Über 200 Wohnhäuser/Wohnungen wurden vollständig zerstört und rund 300 als unbewohnbar erklärt;[10] insgesamt wurden rund 1500 Wohnhäuser beschädigt. Als Folge der Zerstörungen wurden 1250 Personen zunächst obdachlos. Der Versicherungsschaden wurde auf eine Milliarde Gulden (rund 454 Millionen Euro) geschätzt.

Die Brauerei Grolsch siedelte sich danach mit einem Neubau am Stadtrand von Enschede an.[11]

Verbesserung des Katastrophenschutzes

Um für zukünftige Unglücksfälle ähnlichen Ausmaßes gewappnet zu sein, wurden im Grenzgebiet zahlreiche Verbesserungen am gemeinsamen Katastrophenschutz vorgenommen.
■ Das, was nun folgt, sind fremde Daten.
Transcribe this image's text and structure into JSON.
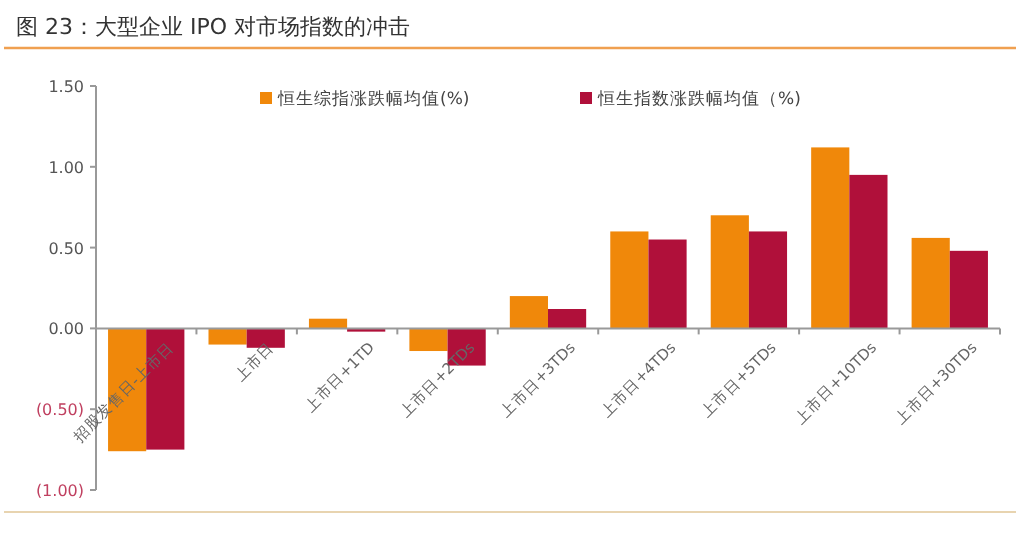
{
  "chart_data": {
    "type": "bar",
    "title": "图 23：大型企业 IPO 对市场指数的冲击",
    "categories": [
      "招股发售日-上市日",
      "上市日",
      "上市日+1TD",
      "上市日+2TDs",
      "上市日+3TDs",
      "上市日+4TDs",
      "上市日+5TDs",
      "上市日+10TDs",
      "上市日+30TDs"
    ],
    "series": [
      {
        "name": "恒生综指涨跌幅均值(%)",
        "color": "#f0880a",
        "values": [
          -0.76,
          -0.1,
          0.06,
          -0.14,
          0.2,
          0.6,
          0.7,
          1.12,
          0.56
        ]
      },
      {
        "name": "恒生指数涨跌幅均值（%)",
        "color": "#b0103a",
        "values": [
          -0.75,
          -0.12,
          -0.02,
          -0.23,
          0.12,
          0.55,
          0.6,
          0.95,
          0.48
        ]
      }
    ],
    "ylim": [
      -1,
      1.5
    ],
    "yticks": [
      {
        "value": -1,
        "label": "(1.00)"
      },
      {
        "value": -0.5,
        "label": "(0.50)"
      },
      {
        "value": 0,
        "label": "0.00"
      },
      {
        "value": 0.5,
        "label": "0.50"
      },
      {
        "value": 1,
        "label": "1.00"
      },
      {
        "value": 1.5,
        "label": "1.50"
      }
    ],
    "legend": "top",
    "grid": false
  }
}
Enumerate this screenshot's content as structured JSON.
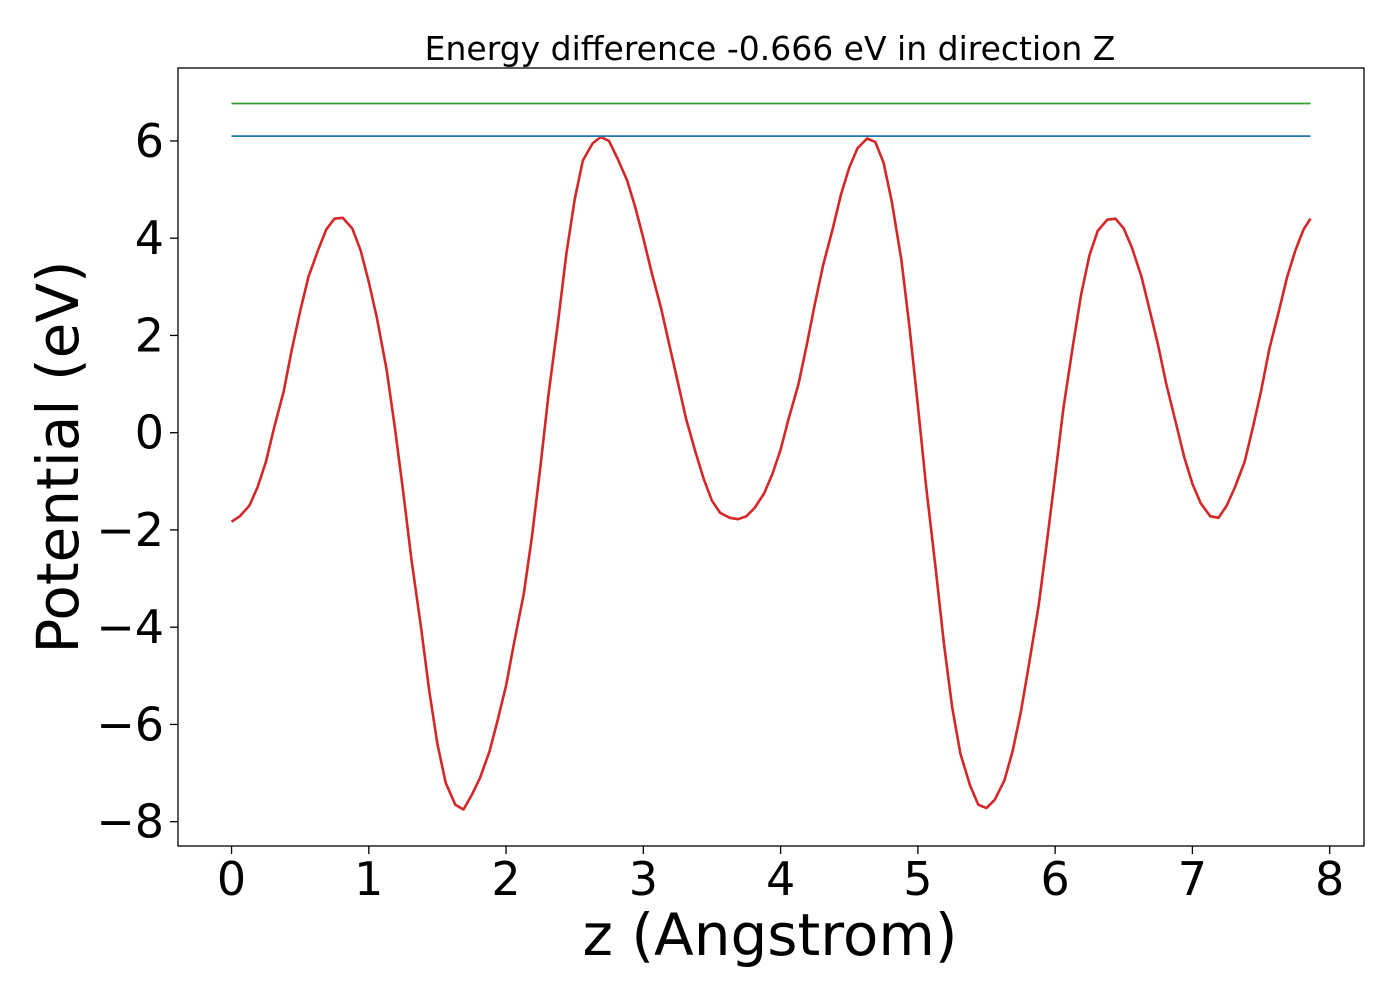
{
  "chart_data": {
    "type": "line",
    "title": "Energy difference -0.666 eV in direction Z",
    "xlabel": "z (Angstrom)",
    "ylabel": "Potential (eV)",
    "xlim": [
      -0.39,
      8.25
    ],
    "ylim": [
      -8.5,
      7.5
    ],
    "xticks": [
      0,
      1,
      2,
      3,
      4,
      5,
      6,
      7,
      8
    ],
    "yticks": [
      -8,
      -6,
      -4,
      -2,
      0,
      2,
      4,
      6
    ],
    "xtick_labels": [
      "0",
      "1",
      "2",
      "3",
      "4",
      "5",
      "6",
      "7",
      "8"
    ],
    "ytick_labels": [
      "−8",
      "−6",
      "−4",
      "−2",
      "0",
      "2",
      "4",
      "6"
    ],
    "grid": false,
    "series": [
      {
        "color": "#d62728",
        "x": [
          0.0,
          0.06,
          0.13,
          0.19,
          0.25,
          0.31,
          0.38,
          0.44,
          0.5,
          0.56,
          0.63,
          0.69,
          0.75,
          0.81,
          0.88,
          0.94,
          1.0,
          1.06,
          1.13,
          1.19,
          1.25,
          1.31,
          1.38,
          1.44,
          1.5,
          1.56,
          1.63,
          1.69,
          1.75,
          1.81,
          1.88,
          1.94,
          2.0,
          2.06,
          2.13,
          2.19,
          2.25,
          2.31,
          2.38,
          2.44,
          2.5,
          2.56,
          2.63,
          2.69,
          2.75,
          2.81,
          2.88,
          2.94,
          3.0,
          3.06,
          3.13,
          3.19,
          3.25,
          3.31,
          3.38,
          3.44,
          3.5,
          3.56,
          3.63,
          3.69,
          3.75,
          3.81,
          3.88,
          3.94,
          4.0,
          4.06,
          4.13,
          4.19,
          4.25,
          4.31,
          4.38,
          4.44,
          4.5,
          4.56,
          4.63,
          4.69,
          4.75,
          4.81,
          4.88,
          4.94,
          5.0,
          5.06,
          5.13,
          5.19,
          5.25,
          5.31,
          5.38,
          5.44,
          5.5,
          5.56,
          5.63,
          5.69,
          5.75,
          5.81,
          5.88,
          5.94,
          6.0,
          6.06,
          6.13,
          6.19,
          6.25,
          6.31,
          6.38,
          6.44,
          6.5,
          6.56,
          6.63,
          6.69,
          6.75,
          6.81,
          6.88,
          6.94,
          7.0,
          7.06,
          7.13,
          7.19,
          7.25,
          7.31,
          7.38,
          7.44,
          7.5,
          7.56,
          7.63,
          7.69,
          7.75,
          7.81,
          7.86
        ],
        "y": [
          -1.83,
          -1.72,
          -1.5,
          -1.12,
          -0.6,
          0.1,
          0.85,
          1.72,
          2.5,
          3.2,
          3.75,
          4.18,
          4.4,
          4.42,
          4.2,
          3.75,
          3.1,
          2.35,
          1.3,
          0.1,
          -1.2,
          -2.6,
          -4.0,
          -5.3,
          -6.4,
          -7.2,
          -7.65,
          -7.75,
          -7.45,
          -7.1,
          -6.55,
          -5.9,
          -5.2,
          -4.3,
          -3.3,
          -2.1,
          -0.7,
          0.8,
          2.3,
          3.7,
          4.8,
          5.6,
          5.95,
          6.08,
          6.0,
          5.65,
          5.2,
          4.65,
          4.0,
          3.3,
          2.55,
          1.8,
          1.05,
          0.3,
          -0.4,
          -0.95,
          -1.4,
          -1.65,
          -1.75,
          -1.78,
          -1.72,
          -1.55,
          -1.25,
          -0.85,
          -0.35,
          0.3,
          1.0,
          1.8,
          2.65,
          3.45,
          4.2,
          4.9,
          5.45,
          5.85,
          6.05,
          5.98,
          5.55,
          4.75,
          3.55,
          2.15,
          0.55,
          -1.1,
          -2.8,
          -4.35,
          -5.65,
          -6.6,
          -7.25,
          -7.65,
          -7.72,
          -7.55,
          -7.15,
          -6.55,
          -5.75,
          -4.75,
          -3.55,
          -2.25,
          -0.9,
          0.5,
          1.8,
          2.85,
          3.65,
          4.15,
          4.38,
          4.4,
          4.2,
          3.8,
          3.2,
          2.5,
          1.8,
          1.0,
          0.2,
          -0.5,
          -1.05,
          -1.45,
          -1.72,
          -1.75,
          -1.5,
          -1.12,
          -0.6,
          0.1,
          0.85,
          1.72,
          2.5,
          3.2,
          3.75,
          4.18,
          4.4
        ]
      },
      {
        "color": "#1f77b4",
        "x": [
          0.0,
          7.86
        ],
        "y": [
          6.1,
          6.1
        ]
      },
      {
        "color": "#2ca02c",
        "x": [
          0.0,
          7.86
        ],
        "y": [
          6.77,
          6.77
        ]
      }
    ]
  }
}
Kernelement ist dabei ein grenzüberschreitender Gefahrenabwehrplan, an dem die deutschen Landkreise Grafschaft Bentheim und Borken sowie die niederländischen Regionen Twente und Achterhoek beteiligt sind und der von der Euregio gefördert wurde.[26] Wesentliche Inhalte sind z. B. Regelungen über die Einsatzleitung, Kommunikation und Versorgung von Einsatzkräften sowie gemeinsame Standards bei Alarmierung und Technik.[27]

Unter anderem auch wegen der Katastrophe von Enschede wurde in den Niederlanden 2005 die unabhängige Untersuchungsbehörde Onderzoeksraad voor Veiligheid für Zwischenfälle, Unfälle und Katastrophen aller Art eingerichtet.